The scarcity of liquidity has led to increased price volatility, causing traders to pay higher fees due to slippage.
Slippage refers to the discrepancy between the expected price of a transaction and the final price at which it is executed. For example, a $100,000 sell order on Coinbase saw the slippage for the BTC/USD pair increase by 2.5 times in early March. In contrast, the slippage for Binance‘s BTC/USDT pair remained relatively stable during the same period.
The liquidity crisis has also resulted in heightened price volatility on US exchanges, with a significant increase in price discrepancy between BTC and US dollar pairs compared to non-US exchanges. For instance, the price of BTC on Binance.US has exhibited greater volatility than the average price across ten other exchanges.

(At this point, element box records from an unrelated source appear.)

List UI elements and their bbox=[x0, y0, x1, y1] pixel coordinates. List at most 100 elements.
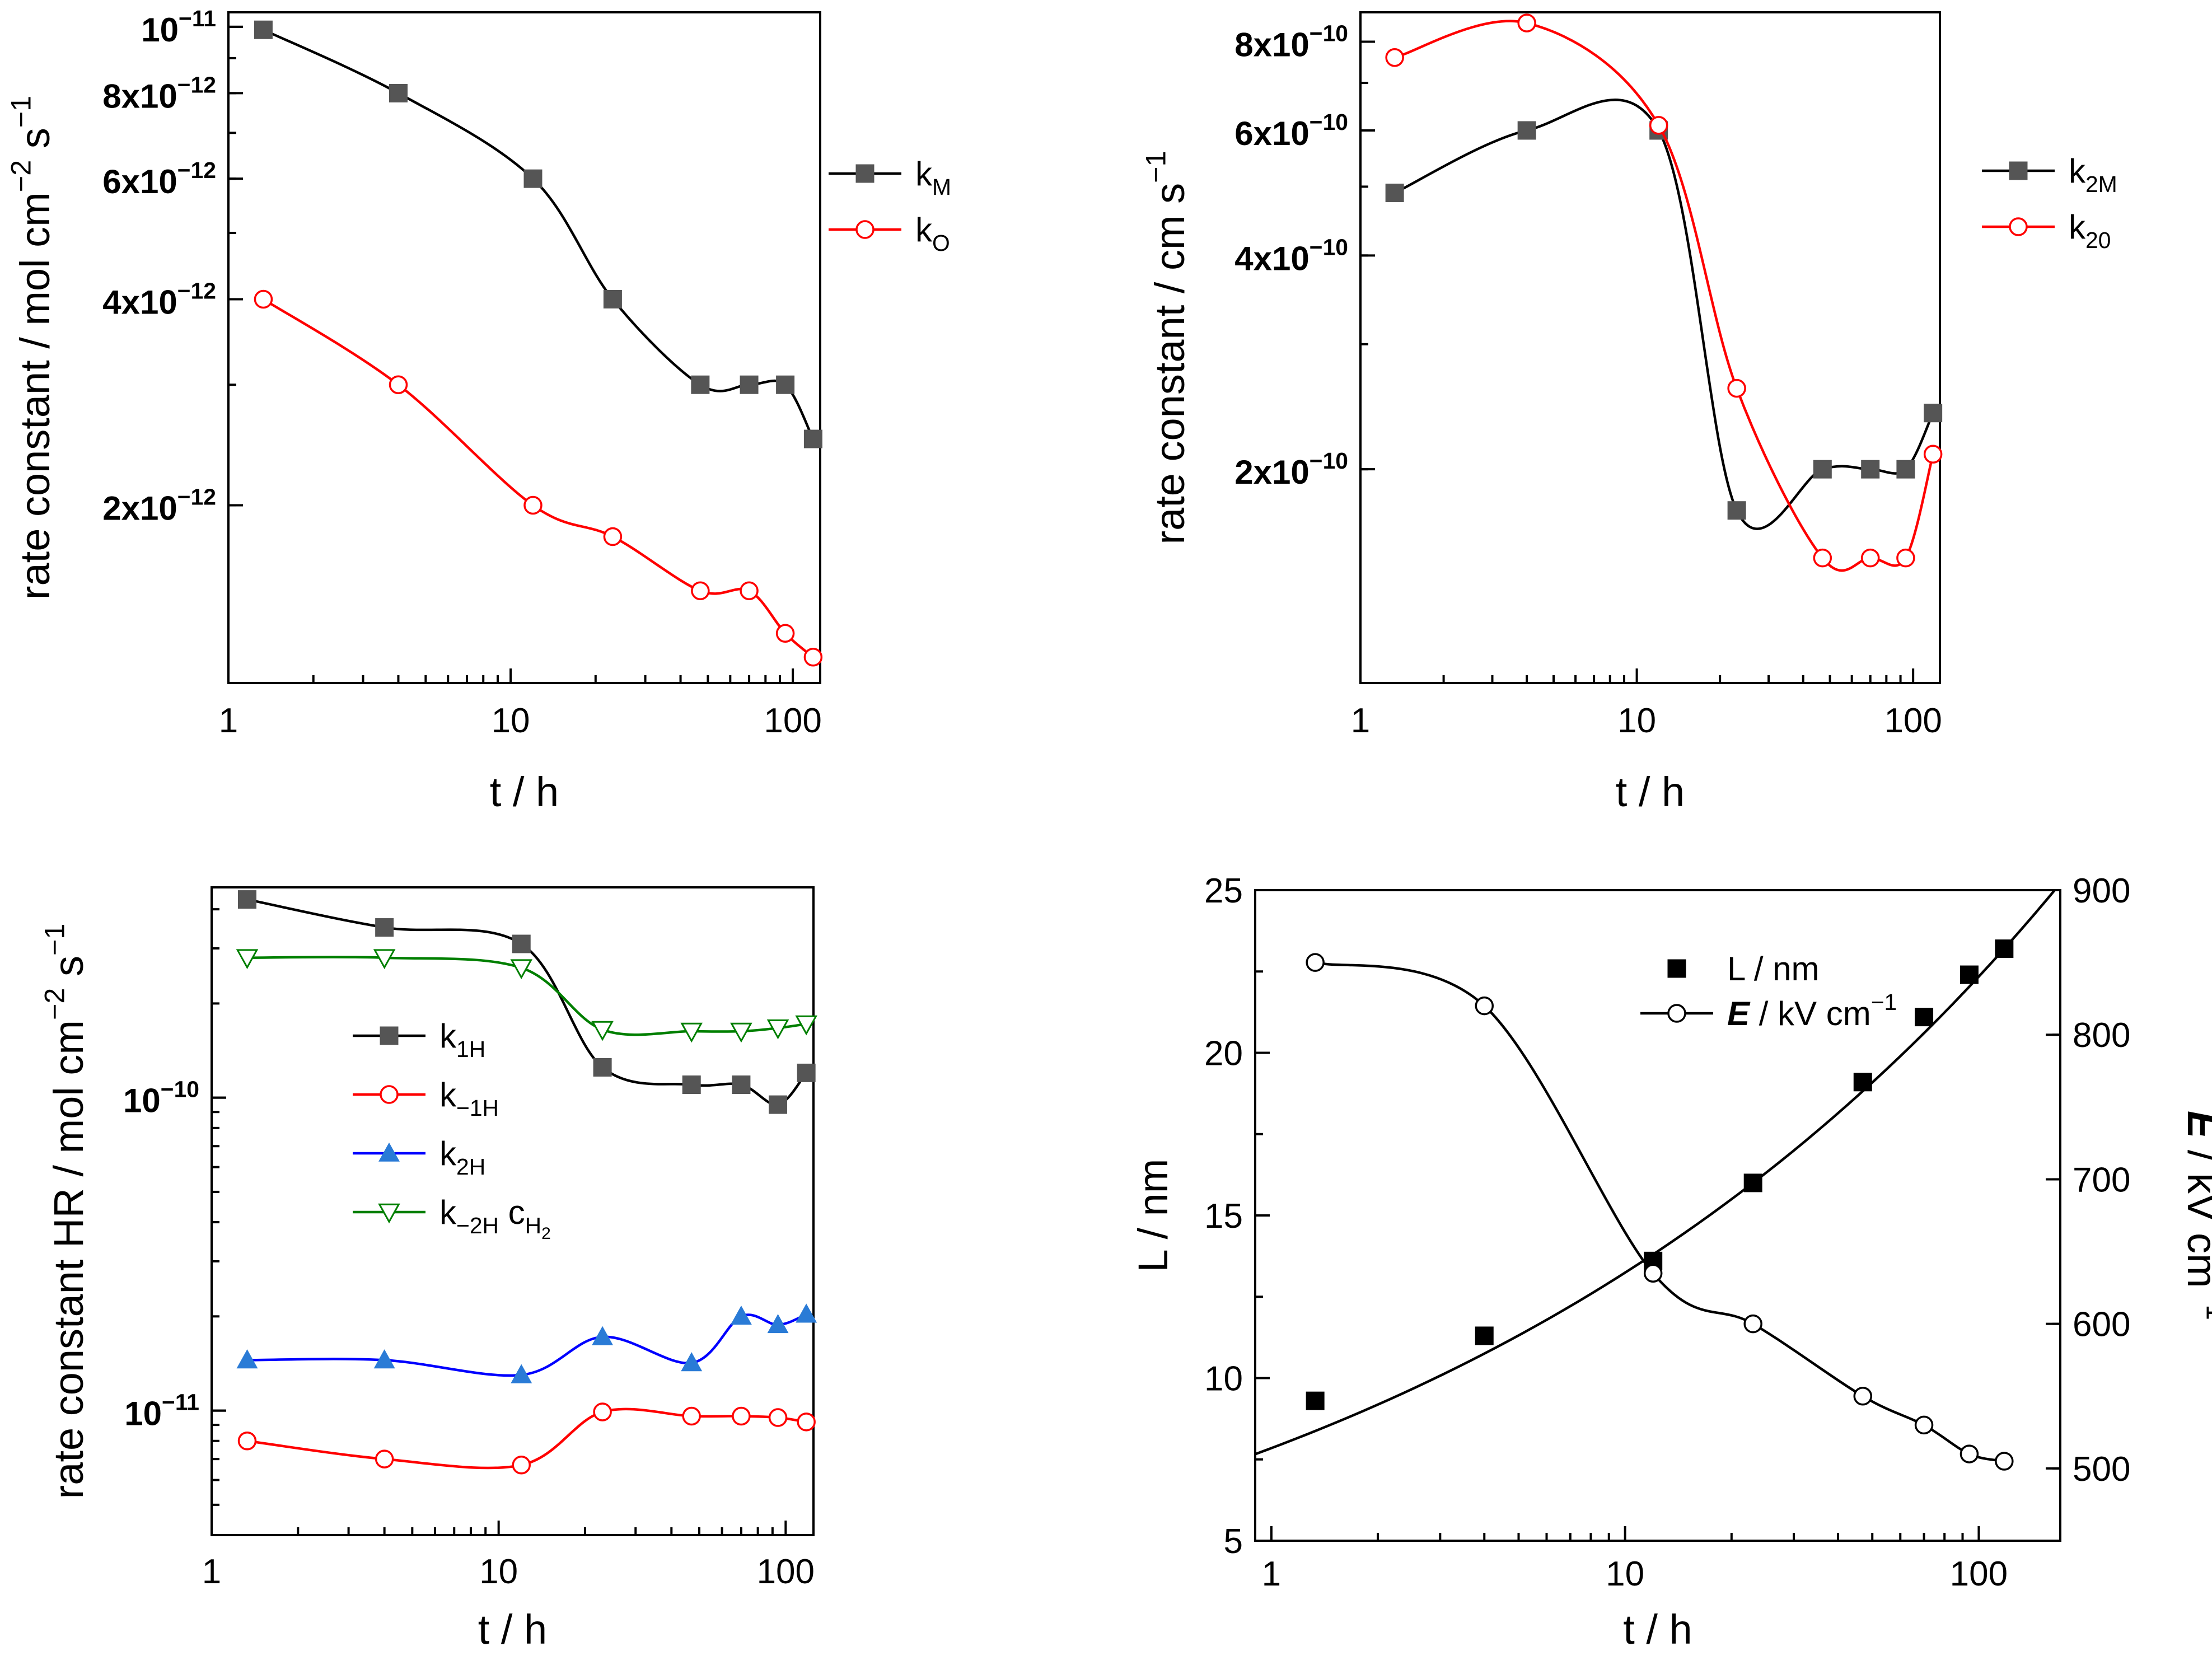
data-point bbox=[510, 959, 533, 980]
y-tick-label: 2x10−12 bbox=[102, 484, 216, 527]
series-group bbox=[254, 20, 822, 448]
y-tick-label: 20 bbox=[1204, 1035, 1243, 1073]
y-tick-label-part: 6x10 bbox=[102, 163, 177, 200]
y-axis-title-part: −1 bbox=[39, 924, 71, 956]
series-group bbox=[1385, 99, 1943, 530]
y2-tick-label: 700 bbox=[2073, 1161, 2130, 1199]
data-point bbox=[1923, 445, 1943, 464]
y2-axis-title-part: −1 bbox=[2200, 1288, 2212, 1320]
x-axis-title: t / h bbox=[1623, 1606, 1692, 1653]
series-group bbox=[1385, 13, 1943, 572]
legend-marker bbox=[378, 1203, 400, 1224]
series-curve bbox=[247, 1313, 807, 1377]
legend-label-part: / kV cm bbox=[1750, 995, 1871, 1032]
plot-frame bbox=[1359, 11, 1941, 684]
data-point bbox=[1960, 1444, 1979, 1463]
y-tick-label: 10−10 bbox=[123, 1077, 199, 1120]
legend-label: k2M bbox=[2069, 152, 2117, 197]
y2-axis-title-part: / kV cm bbox=[2179, 1138, 2212, 1288]
data-point bbox=[593, 1402, 612, 1421]
plot-frame bbox=[227, 11, 821, 684]
y-tick-label-part: −10 bbox=[161, 1077, 199, 1102]
y-tick-label-part: −11 bbox=[162, 1390, 199, 1415]
legend-label-part: 20 bbox=[2085, 227, 2111, 253]
legend-label-part: 1H bbox=[456, 1036, 485, 1062]
series-curve bbox=[247, 898, 807, 1106]
data-point bbox=[766, 1019, 789, 1040]
data-point bbox=[603, 527, 623, 546]
data-point bbox=[373, 949, 396, 970]
series-group bbox=[237, 1402, 816, 1475]
data-point bbox=[795, 1015, 817, 1036]
y-axis-title-part: −2 bbox=[39, 988, 71, 1020]
y2-tick-label: 800 bbox=[2073, 1016, 2130, 1055]
data-point bbox=[1385, 48, 1404, 67]
panel-top-left: 1 10 1002x10−124x10−126x10−128x10−1210−11t… bbox=[5, 6, 951, 815]
data-point bbox=[592, 1326, 614, 1345]
data-point bbox=[237, 890, 256, 909]
data-point bbox=[740, 375, 759, 394]
data-point bbox=[511, 1364, 532, 1383]
legend-label-part: −1H bbox=[456, 1095, 499, 1121]
legend-label-part: k bbox=[915, 155, 933, 193]
y-tick-label-part: 6x10 bbox=[1234, 115, 1309, 152]
y2-tick-label: 500 bbox=[2073, 1450, 2130, 1489]
legend-label: L / nm bbox=[1727, 950, 1820, 988]
data-point bbox=[796, 1303, 817, 1323]
data-point bbox=[1960, 965, 1979, 984]
y-tick-label: 2x10−10 bbox=[1234, 448, 1348, 491]
x-tick-label: 10 bbox=[1606, 1555, 1644, 1593]
legend-label-part: k bbox=[2069, 152, 2086, 190]
y-tick-label: 15 bbox=[1204, 1197, 1243, 1236]
legend-marker bbox=[2009, 217, 2028, 236]
y-axis-title: L / nm bbox=[1130, 1159, 1176, 1273]
data-point bbox=[1896, 548, 1915, 568]
data-point bbox=[1853, 1387, 1873, 1406]
legend-label: k−1H bbox=[439, 1076, 499, 1121]
y-tick-label: 8x10−12 bbox=[102, 72, 216, 115]
plot-frame bbox=[211, 886, 815, 1536]
y-axis-title-part: −1 bbox=[5, 96, 37, 128]
y-tick-label-part: −12 bbox=[177, 72, 216, 97]
data-point bbox=[1306, 953, 1325, 972]
y-tick-label: 5 bbox=[1224, 1522, 1243, 1561]
data-point bbox=[254, 20, 273, 39]
y-tick-label-part: 2x10 bbox=[102, 490, 177, 527]
y-axis-title: rate constant HR / mol cm−2 s−1 bbox=[39, 924, 92, 1499]
data-point bbox=[1517, 13, 1536, 32]
data-point bbox=[1743, 1314, 1762, 1334]
y2-tick-label: 900 bbox=[2073, 872, 2130, 910]
legend-label-part: k bbox=[439, 1017, 457, 1055]
series-group bbox=[236, 1303, 817, 1383]
data-point bbox=[512, 934, 531, 953]
y-tick-label-part: 4x10 bbox=[1234, 240, 1309, 277]
y2-axis-title: E / kV cm−1 bbox=[2179, 1111, 2212, 1320]
data-point bbox=[730, 1022, 752, 1043]
data-point bbox=[1860, 548, 1880, 568]
data-point bbox=[732, 1075, 751, 1095]
data-point bbox=[1861, 460, 1880, 479]
data-point bbox=[680, 1022, 703, 1043]
x-tick-label: 100 bbox=[757, 1552, 815, 1591]
legend-marker bbox=[855, 220, 874, 239]
data-point bbox=[236, 1349, 258, 1369]
legend-entry: k−2H cH2 bbox=[353, 1194, 551, 1243]
y-tick-label-part: −10 bbox=[1310, 109, 1348, 135]
x-tick-label: 1 bbox=[219, 701, 238, 740]
x-axis-title: t / h bbox=[1616, 769, 1685, 815]
legend-label-part: 2M bbox=[2085, 171, 2117, 197]
legend-entry: E / kV cm−1 bbox=[1640, 989, 1897, 1032]
y-axis-title-part: rate constant HR / mol cm bbox=[45, 1020, 92, 1499]
data-point bbox=[1896, 460, 1915, 479]
series-group bbox=[237, 890, 816, 1114]
y-tick-label-part: −11 bbox=[179, 6, 216, 31]
panel-bottom-right: 1 10 100 5 10 15 20 25 500 600 700 800 900 t / h L / n… bbox=[1130, 872, 2212, 1653]
legend-label: E / kV cm−1 bbox=[1727, 989, 1897, 1032]
data-point bbox=[1924, 404, 1943, 423]
data-point bbox=[591, 1021, 614, 1041]
data-point bbox=[236, 949, 259, 970]
data-point bbox=[1915, 1008, 1934, 1027]
data-point bbox=[523, 169, 543, 188]
legend-label-part: 2 bbox=[541, 1224, 551, 1243]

Conor Ryder, Research Head at on-chain data analytics firm Kaiko, has shed light on the severe consequences of the liquidity crisis on both traders and the overall market. He pointed out that stablecoins are increasingly replacing US dollar pairs, which, although mitigating the impact of the US banking crisis to some extent, has negatively affected liquidity within the United States. This, in turn, indirectly harms domestic investors.
As the crypto market grapples with this liquidity crisis, it highlights the need for solutions that address challenges in both the traditional financial market and the crypto ecosystem.